Foi assim: a Rússia invadiu aquele país em 1979. Claro, os EUA se incomodaram, e muito. Decidiram intervir através da CIA, vale dizer, como sempre a princípio extra-oficialmente, e armaram um grupo de rebeldes mujahedin que expulsaram os soviéticos dez anos depois. ''Jogos do Poder'', que só não é hilário porque é tão dolorosamente real, coloca na transparência do raio X os estranhos passos do Congresso dos Estados Unidos para ''remediar'' aquele conflito.

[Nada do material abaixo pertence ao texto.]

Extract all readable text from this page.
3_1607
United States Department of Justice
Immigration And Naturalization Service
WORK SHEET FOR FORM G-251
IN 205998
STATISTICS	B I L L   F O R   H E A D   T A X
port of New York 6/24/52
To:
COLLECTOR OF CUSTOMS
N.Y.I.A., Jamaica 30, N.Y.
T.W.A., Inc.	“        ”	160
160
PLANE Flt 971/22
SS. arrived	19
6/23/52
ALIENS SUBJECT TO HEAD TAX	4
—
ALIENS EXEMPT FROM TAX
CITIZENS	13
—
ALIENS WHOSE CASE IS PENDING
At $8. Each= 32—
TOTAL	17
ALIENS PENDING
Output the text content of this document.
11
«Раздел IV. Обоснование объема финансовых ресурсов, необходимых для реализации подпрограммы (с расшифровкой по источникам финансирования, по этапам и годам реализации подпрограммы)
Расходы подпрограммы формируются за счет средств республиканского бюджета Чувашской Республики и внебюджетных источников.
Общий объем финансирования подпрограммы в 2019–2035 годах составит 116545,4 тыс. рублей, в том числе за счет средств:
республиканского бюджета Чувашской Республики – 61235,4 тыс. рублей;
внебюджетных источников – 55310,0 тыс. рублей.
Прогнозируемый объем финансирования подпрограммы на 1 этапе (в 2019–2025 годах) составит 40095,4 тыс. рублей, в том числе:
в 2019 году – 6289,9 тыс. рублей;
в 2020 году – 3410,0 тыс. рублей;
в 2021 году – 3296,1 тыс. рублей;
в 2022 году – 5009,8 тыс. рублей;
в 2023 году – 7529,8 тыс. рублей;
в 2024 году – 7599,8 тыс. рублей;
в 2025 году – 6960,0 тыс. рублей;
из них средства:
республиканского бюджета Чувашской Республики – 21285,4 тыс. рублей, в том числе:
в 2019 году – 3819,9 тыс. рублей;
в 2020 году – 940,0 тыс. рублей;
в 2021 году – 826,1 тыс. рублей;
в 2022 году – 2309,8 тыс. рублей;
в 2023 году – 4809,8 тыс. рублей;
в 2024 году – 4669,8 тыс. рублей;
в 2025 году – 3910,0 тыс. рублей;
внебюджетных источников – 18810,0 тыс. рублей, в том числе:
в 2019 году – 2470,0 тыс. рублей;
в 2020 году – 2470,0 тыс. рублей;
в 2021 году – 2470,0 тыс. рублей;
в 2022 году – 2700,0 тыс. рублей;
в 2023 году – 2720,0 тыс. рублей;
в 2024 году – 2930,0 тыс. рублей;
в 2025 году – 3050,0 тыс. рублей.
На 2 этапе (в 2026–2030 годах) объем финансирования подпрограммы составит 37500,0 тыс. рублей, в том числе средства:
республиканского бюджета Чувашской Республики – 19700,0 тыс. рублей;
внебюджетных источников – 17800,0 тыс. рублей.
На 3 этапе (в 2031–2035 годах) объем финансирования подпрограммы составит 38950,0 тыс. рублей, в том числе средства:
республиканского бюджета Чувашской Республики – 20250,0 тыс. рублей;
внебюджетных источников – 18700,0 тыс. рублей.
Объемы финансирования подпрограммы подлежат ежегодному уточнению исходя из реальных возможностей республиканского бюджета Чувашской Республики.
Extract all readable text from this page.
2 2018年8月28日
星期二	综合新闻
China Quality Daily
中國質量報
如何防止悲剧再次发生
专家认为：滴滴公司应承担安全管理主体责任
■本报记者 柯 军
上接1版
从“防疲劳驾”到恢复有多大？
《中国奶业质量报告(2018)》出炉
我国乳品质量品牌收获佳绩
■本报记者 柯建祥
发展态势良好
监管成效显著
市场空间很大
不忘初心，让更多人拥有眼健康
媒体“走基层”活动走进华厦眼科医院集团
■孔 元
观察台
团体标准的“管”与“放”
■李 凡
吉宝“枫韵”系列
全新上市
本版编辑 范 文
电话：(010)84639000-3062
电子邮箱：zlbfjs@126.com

Logo na abertura, o deputado democrata texano Charlie Wilson (Tom Hanks) é condecorado por sua luta contra o regime comunista, pouco depois da queda do Muro de Berlim. Esta é uma imagem enganosa: ao contrário de um filme-exaltação, um hino nacionalista, ''Jogos do Poder'' vai mostrar logo mais adiante que é uma bem lubrificada combinação entre cinema político de denuncia, cinebiografia delirante (a de um homem cheio de excessos e contradições), melodrama rasgado e a comédia mais ácida e negra que se possa imaginar (e querer) na Hollywood de agora. Sem contar a magistral aula de geopolítica internacional - os EUA acabaram treinando e armando o que logo eles mesmos chamariam de o Mal personificado, a Al Qaeda.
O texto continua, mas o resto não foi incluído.